Can offline-first AI change Africa’s digital future or is it solving the wrong problem?

Ejiro Omoniyi AI platform Lykeli

When Ejiro Omoniyi convened a small group of investors and technologists for a live demonstration of his artificial intelligence platform, the atmosphere was analytical rather than celebratory. The platform, Lykeli, is already operational and built on an offline-first architecture designed for environments where internet connectivity is unstable or expensive. Yet the discussion quickly moved beyond functionality to a broader question about Africa’s digital direction.

Omoniyi’s presentation centred on a premise that challenges dominant AI design assumptions. Rather than relying entirely on uninterrupted cloud access, Lykeli is engineered to continue functioning when connectivity fluctuates. Through its interactive chat interface, users can ask questions, explore ideas and receive detailed responses across all topics without experiencing service interruption during network gaps.

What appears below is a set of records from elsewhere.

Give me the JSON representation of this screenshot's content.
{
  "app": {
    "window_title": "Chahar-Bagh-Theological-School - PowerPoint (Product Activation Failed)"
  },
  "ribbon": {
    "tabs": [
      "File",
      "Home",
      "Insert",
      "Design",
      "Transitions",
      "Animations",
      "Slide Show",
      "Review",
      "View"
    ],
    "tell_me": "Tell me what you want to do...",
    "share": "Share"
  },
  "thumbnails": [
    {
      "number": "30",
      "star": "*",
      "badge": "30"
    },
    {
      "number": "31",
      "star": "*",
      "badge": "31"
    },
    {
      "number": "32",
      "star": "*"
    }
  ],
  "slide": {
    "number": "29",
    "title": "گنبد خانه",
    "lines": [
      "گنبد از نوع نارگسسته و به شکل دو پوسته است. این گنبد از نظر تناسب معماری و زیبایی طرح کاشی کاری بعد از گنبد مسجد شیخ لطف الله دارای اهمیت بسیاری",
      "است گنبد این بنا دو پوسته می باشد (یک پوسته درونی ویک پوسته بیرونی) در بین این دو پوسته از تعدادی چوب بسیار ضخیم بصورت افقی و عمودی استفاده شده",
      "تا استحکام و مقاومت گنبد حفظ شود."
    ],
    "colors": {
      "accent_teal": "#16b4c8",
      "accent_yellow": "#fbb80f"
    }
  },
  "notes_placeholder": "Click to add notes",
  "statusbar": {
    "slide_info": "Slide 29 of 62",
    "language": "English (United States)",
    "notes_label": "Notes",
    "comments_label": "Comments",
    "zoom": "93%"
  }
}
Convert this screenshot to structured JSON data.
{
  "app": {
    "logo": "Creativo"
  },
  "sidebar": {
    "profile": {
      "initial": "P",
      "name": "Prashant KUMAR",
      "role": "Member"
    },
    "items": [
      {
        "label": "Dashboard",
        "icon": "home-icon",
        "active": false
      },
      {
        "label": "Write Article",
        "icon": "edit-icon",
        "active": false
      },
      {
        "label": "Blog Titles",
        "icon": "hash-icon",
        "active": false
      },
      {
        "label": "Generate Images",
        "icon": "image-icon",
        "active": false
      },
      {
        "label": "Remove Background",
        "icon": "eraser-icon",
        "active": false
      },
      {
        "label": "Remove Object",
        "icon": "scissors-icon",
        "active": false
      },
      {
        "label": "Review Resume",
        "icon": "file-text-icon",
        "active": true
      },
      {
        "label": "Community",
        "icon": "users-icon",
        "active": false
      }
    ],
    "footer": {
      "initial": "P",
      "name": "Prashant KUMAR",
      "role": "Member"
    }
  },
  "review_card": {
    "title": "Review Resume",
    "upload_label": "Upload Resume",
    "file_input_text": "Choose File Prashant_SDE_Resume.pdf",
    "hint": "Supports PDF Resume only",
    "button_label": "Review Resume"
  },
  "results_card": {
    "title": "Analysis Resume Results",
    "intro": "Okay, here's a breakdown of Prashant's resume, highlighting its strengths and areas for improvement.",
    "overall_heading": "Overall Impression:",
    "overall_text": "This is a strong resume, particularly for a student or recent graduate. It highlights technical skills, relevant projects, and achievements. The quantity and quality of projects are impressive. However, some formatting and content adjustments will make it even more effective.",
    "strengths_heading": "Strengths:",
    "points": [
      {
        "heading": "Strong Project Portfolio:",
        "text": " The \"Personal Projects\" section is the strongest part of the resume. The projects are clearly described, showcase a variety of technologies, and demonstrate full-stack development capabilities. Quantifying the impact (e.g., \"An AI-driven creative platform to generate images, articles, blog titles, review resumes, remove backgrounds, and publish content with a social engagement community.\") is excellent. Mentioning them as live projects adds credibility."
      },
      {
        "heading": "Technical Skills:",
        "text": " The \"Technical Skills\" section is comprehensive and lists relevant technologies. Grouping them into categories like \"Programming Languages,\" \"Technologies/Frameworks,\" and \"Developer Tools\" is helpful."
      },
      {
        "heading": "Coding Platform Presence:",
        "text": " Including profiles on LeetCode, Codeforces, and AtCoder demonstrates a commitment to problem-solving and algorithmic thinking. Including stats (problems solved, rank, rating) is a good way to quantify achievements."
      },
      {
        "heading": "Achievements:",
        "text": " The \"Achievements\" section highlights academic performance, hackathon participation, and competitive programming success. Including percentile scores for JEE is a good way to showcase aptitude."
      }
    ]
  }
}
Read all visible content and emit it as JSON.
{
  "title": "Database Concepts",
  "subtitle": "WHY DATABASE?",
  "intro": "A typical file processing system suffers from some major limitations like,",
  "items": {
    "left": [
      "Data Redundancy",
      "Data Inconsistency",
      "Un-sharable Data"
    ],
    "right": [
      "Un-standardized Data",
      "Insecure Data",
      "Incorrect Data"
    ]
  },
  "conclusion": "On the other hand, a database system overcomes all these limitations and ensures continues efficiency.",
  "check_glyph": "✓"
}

In many parts of Nigeria and across the continent, such resilience is not theoretical. Data costs remain high, and broadband penetration is uneven. For students, entrepreneurs and remote workers, brief outages can halt productivity. Lykeli’s architecture attempts to reduce that friction by designing for constraint rather than abundance.

As an engineering approach, the model is notable. Most global AI systems are optimised for scale and continuous cloud computation. Building for inconsistent bandwidth requires a different set of trade-offs. That shift in design philosophy positions Lykeli as more than another application. It represents a deliberate rethink of how AI might function within Africa’s infrastructural realities.

A continent of constraints

Omoniyi described what he sees as a blind spot in mainstream AI development. “If systems are built only for always-online environments, they exclude people by default,” he said during the session.

The argument resonates in regions where connectivity cannot be assumed. Observers acknowledged the technical merit of a system capable of shifting between connectivity states without shutting down entirely. In a market dominated by cloud-first giants, building for low-bandwidth conditions signals independence of thought.

Yet recognition of innovation does not remove the harder questions.

The bigger question for African AI

Africa’s technology sector is vibrant. From fintech to agritech, startups across the continent are deploying AI to address local challenges. Critics, however, caution that launching new platforms does not automatically resolve structural barriers such as power supply, broadband access and device affordability.

In that context, Lykeli enters an ecosystem already crowded with ambition. The issue raised during the session was not whether the tool works. The deeper question was whether Africa needs another AI platform or a more coordinated push toward infrastructure investment.

Some participants argued that offline-first systems may complement infrastructure expansion. Others suggested that sustainable digital transformation depends less on product-level solutions and more on long-term policy alignment.

Omoniyi positioned his work within that tension. He did not frame Lykeli as a substitute for infrastructure development, but as a response to present conditions. “This is about asking what can be built responsibly within the realities that already exist,” he said.

Between promise and pressure

The African AI landscape is increasingly competitive. Users gravitate toward platforms that deliver speed, sophistication and integration with global ecosystems. Offline resilience may matter deeply in some contexts and less in others. The platform’s long-term relevance will depend on its ability to balance durability with performance.

The session concluded without a consensus. Some described the approach as pragmatic and necessary. Others questioned whether architectural adjustments alone can substitute for comprehensive infrastructure reform.

What remains clear is that Lykeli represents a serious contribution to the AI conversation in Africa. Whether offline-first systems become a defining feature of the continent’s technological trajectory will depend on adoption, execution and the pace of broader digital development.